Does Bad Code in Your Context Window Misalign LLM Recommendations?

Put away your Betteridge’s Law of Headlines, I genuinely don’t know the answer :)

In “Training large language models on narrow tasks can lead to broad misalignment”, Betley et al found that fine-tuning LLM’s with e.g. insecure coding practices can affect the outcome of non-coding related answers in a bad way.

Train on shitty code, get health advice that kills you, basically.

In principle, the context window of your favore LLM is affecting any follow-up interactions. It’s not the same as affecting the model’s weights through the intensive process of fine-tuning, but it affects the output still.

So is there – in principle!, no matter how small! – an effect when you fill 80% your 1M token context window with the shittiest of legacy code, and then use the same context window to ask a question about architectural improvements to your code?

I don’t know enough to rule out that this would be the case.

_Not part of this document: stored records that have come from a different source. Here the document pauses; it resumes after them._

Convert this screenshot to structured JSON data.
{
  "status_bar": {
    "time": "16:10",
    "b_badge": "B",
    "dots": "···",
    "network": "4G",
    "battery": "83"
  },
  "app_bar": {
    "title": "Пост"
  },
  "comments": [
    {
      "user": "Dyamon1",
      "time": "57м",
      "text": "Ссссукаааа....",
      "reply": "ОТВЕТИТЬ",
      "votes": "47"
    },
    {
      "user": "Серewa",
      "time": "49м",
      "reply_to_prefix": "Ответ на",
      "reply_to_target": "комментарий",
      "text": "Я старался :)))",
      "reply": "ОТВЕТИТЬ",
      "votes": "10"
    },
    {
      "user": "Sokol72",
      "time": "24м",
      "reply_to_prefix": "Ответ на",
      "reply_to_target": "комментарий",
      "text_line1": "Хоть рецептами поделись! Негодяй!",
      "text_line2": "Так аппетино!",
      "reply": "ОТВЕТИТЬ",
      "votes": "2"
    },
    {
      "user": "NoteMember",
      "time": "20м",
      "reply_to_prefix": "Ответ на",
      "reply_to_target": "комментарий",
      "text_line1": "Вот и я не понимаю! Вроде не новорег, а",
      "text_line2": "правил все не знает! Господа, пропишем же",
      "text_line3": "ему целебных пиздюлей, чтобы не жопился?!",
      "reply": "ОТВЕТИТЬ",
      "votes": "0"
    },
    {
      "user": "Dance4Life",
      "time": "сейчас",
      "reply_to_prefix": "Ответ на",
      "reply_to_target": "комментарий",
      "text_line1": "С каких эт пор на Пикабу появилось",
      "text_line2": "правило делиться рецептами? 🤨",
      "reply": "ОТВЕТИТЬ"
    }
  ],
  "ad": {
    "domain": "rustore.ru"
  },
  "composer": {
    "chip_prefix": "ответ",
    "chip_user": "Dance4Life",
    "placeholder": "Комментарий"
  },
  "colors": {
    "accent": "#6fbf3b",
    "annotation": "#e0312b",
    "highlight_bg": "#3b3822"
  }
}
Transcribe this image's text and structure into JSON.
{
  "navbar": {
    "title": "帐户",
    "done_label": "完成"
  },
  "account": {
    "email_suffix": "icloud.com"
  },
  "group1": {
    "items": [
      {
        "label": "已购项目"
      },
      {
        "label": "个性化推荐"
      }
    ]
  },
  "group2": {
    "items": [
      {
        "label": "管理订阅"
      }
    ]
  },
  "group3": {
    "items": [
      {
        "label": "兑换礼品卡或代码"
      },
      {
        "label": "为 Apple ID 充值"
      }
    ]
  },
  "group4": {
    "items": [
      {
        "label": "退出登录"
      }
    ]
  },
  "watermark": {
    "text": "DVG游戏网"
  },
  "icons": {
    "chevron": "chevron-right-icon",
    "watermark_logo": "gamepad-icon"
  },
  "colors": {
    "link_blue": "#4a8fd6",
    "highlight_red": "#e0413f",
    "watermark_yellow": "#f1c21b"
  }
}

It may have an infinitely small effect. Not noticable at all in regular practice, only observable in direct comparisons maybe.

But that would mean that the effect size is a function of the size of the context window. That implies the effect may get stronger in upcoming years if context windows continue to get larger and larger.

Sonnet 4.6 at 1M token context window is already four times as big as the 250k you got a couple of weeks ago. That’s a four times enlargement of a very very very small effect – if misalignment can be observed at all.

Is that the case?

Clearing the deck proverbially, clearing context windows, wiping the memory, may not only reduce ‘confusion’, it may also genuinely produce better quality results, depending on the garbage you flooded the context with before. (That’s also another principled case for subagents to carry out the work instead of one long-running session.)